Cracking the code: Bispecific immunotherapy in small cell lung cancer

Share :
Published: 13 Apr 2026
Views: 695
Rating:
Save
Prof Helena Linardou - Metropolitan Hospital, Athens, Greece

Prof Helena Linardou speaks to ecancer at ELCC 2026 about her talk on the emerging role of bispecific immunotherapy in small cell lung cancer (SCLC).

She highlights the significant challenges associated with treating SCLC, including its aggressive nature and limited long-term treatment options, and explains how bispecific immunotherapies are being developed to overcome these barriers.

Prof Linardou outlines how bispecific antibodies differ from traditional immunotherapies, particularly in their ability to engage multiple targets simultaneously and enhance anti-tumour immune responses.

She also reviews the latest clinical evidence, discussing what current data reveal about their efficacy and safety profile.

Finally, she shares her perspective on where bispecific immunotherapy may fit within the future treatment landscape of SCLC and how it could potentially reshape patient outcomes.

ecancer's filming has been kindly supported by Amgen through the ecancer Global Foundation. ecancer is editorially independent and there is no influence over content.

My talk is actually on a very provocative and very important and interesting theme, it’s on how we are cracking the code in small cell lung cancer with bispecific immunotherapy.

What makes small cell lung cancer particularly challenging, and how could bispecific immunotherapy address these challenges?

What I will also address in my talk is that small cell lung cancer is the most difficult site in oncology. We have a stagnation in innovation over the last 30 years. Why? Because this is a tumour that although it should be highly immunogenic, unfortunately it’s not. It has several mechanisms that evade immune cell variants; in a way it has very specific mechanisms that can camouflage from the immune system.

So bispecific immunotherapy is actually a novel strategy that is not actually trying to solve the code but is actually bypassing the whole encryption. This is the very interesting point about this new strategy – it actually goes beyond the traditional ways of solving immune evasion mechanisms.

How do bispecific antibodies work differently from traditional immunotherapy in SCLC?

One of the problems with immune evasion for small cell lung cancer is that actually T-cells cannot enter the tumour, cannot access the tumour. Also, even when they access it, it’s like quicksand. So when they get there they get very dysfunctional. So what we do with bispecific antibodies is that we don’t rely on T-cells infiltrating the tumour, we just attract them by creating a bridge between the target, which is DLL3, a target that is very highly expressed in small cell lung cancer, more than 80% of small cell lung cancers express DLL3, and also on CD3 on T-cells.

So what they do, the bispecific molecules is that they create this bridge and they actually bring the T-cells to the tumour site, bypassing the MAC downregulation, the non-recognition, and also the dysfunction of T-cells.

What clinical evidence do we have so far on efficacy and safety in this space?

We have a very important molecule which is first in class – it’s tarlatamab, as you know. It’s a DLL3 T-cell engager and we have a whole clinical programme, starting with very early data on the study DeLLphi-301 which was actually the study that gave the approval to this agent in second line. But now we also have data presented last year from the DeLLphi-304, which is a phase III randomised study, versus the standard of care chemotherapy in second line. From these studies we have shown that there is a significant, a very clinically meaningful benefit in overall survival. So while with chemotherapy the median overall survival in second line is approximately 6-9 months, now with tarlatamab we can push that. We pushed that up to 13 or more, 13-14 months. This is talking about patients in second line, so it is a very, very meaningful benefit in survival – almost 5 months benefit to what we had so far in second line.

However, this doesn’t come without the expense of toxicity. We have learned that these molecules have very different toxicities, toxicities that we have to be aware from the beginning. Many colleagues are still frightened of utilising these molecules on an outpatient basis because they need to be monitored, the patients need to be monitored and hospitalised probably for the first 24 hours.

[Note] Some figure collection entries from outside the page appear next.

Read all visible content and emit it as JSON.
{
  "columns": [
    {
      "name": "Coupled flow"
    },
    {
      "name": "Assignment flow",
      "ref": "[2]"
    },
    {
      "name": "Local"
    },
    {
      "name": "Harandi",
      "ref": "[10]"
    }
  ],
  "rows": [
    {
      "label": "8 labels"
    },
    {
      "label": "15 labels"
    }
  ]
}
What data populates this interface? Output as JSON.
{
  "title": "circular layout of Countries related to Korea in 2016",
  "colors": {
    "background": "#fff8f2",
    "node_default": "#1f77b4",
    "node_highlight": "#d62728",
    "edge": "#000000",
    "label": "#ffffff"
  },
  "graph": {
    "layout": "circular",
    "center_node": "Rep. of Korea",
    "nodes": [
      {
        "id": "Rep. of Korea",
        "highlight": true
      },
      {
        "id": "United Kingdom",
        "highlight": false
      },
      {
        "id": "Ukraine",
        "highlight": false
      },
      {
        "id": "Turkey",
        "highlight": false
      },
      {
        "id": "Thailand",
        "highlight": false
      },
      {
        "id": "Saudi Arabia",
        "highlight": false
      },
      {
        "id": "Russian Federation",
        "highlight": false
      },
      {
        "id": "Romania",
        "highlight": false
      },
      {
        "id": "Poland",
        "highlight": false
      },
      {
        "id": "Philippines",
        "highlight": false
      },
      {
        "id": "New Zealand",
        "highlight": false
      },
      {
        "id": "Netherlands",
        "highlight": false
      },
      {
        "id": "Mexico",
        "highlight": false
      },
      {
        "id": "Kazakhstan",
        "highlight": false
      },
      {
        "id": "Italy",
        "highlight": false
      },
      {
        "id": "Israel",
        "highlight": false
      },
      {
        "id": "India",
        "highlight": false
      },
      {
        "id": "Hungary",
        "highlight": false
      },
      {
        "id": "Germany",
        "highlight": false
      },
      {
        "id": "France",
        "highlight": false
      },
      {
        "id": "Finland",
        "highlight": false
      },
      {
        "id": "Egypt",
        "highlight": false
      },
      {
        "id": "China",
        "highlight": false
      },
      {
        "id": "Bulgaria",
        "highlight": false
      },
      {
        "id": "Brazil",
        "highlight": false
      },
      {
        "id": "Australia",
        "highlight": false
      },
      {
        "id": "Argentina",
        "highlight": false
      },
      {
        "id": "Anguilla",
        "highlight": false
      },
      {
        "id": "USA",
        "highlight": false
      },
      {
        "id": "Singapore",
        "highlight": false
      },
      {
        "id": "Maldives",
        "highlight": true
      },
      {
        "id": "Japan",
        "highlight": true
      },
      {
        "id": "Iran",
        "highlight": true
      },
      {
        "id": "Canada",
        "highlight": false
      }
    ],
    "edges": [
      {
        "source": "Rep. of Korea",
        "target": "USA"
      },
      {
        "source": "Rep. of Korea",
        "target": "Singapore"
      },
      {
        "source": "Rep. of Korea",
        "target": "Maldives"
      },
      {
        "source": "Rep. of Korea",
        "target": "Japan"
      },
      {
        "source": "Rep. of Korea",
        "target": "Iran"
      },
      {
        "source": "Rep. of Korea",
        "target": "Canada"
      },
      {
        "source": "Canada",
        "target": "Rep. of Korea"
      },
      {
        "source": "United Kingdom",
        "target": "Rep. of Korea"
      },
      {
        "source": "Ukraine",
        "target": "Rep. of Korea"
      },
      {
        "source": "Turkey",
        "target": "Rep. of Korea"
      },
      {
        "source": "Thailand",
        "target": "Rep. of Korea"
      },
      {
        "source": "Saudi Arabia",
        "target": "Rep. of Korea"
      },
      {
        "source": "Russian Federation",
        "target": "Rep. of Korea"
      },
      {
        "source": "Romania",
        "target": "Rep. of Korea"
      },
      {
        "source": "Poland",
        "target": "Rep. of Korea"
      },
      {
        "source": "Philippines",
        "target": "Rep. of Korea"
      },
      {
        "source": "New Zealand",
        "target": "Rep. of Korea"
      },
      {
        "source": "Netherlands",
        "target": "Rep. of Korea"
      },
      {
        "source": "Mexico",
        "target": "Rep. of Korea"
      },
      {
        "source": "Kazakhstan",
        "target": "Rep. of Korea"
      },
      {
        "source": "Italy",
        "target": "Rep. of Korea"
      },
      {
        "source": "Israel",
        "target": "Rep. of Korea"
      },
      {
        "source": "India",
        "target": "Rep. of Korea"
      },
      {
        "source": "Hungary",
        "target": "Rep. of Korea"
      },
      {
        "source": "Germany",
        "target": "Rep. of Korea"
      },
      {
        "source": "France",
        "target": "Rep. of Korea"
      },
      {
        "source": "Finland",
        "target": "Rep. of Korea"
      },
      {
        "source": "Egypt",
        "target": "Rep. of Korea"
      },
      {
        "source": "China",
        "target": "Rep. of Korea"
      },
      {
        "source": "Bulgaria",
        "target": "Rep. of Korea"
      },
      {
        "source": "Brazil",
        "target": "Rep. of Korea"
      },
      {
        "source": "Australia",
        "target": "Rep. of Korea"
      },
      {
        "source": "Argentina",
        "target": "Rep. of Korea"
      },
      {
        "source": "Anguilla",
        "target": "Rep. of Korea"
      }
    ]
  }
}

But in most places with experience we can now move these treatments on an outpatient basis.

Where do you see bispecific immunotherapy fitting into the future treatment landscape of SCLC?

At the moment tarlatamab has changed the second-line setting but we are moving very fast to the first-line setting. Because small cell lung cancer also has other layers of complexity and one is moving from under therapeutic pressure, moving to different subtypes. This is one thing that we also need to overcome and this we can overcome by combining these molecules with what we already have, so with checkpoint inhibitors, or by using newer, next generation molecules, the trispecific antibodies, which actually come to help us more to get better to the target.

So what I see in the future is combinations of these molecules with what we already have – chemotherapy and immunotherapy – in the first-line setting.

Is there anything else you would like to add?

The most important thing is that nowadays we can start thinking of small cell lung cancer as one more cancer that we should move towards precision. This is something that was unthought a few years ago but with the recent discoveries and innovations and the new molecules, I think that we are looking towards a future of precision oncology also in small cell lung cancer.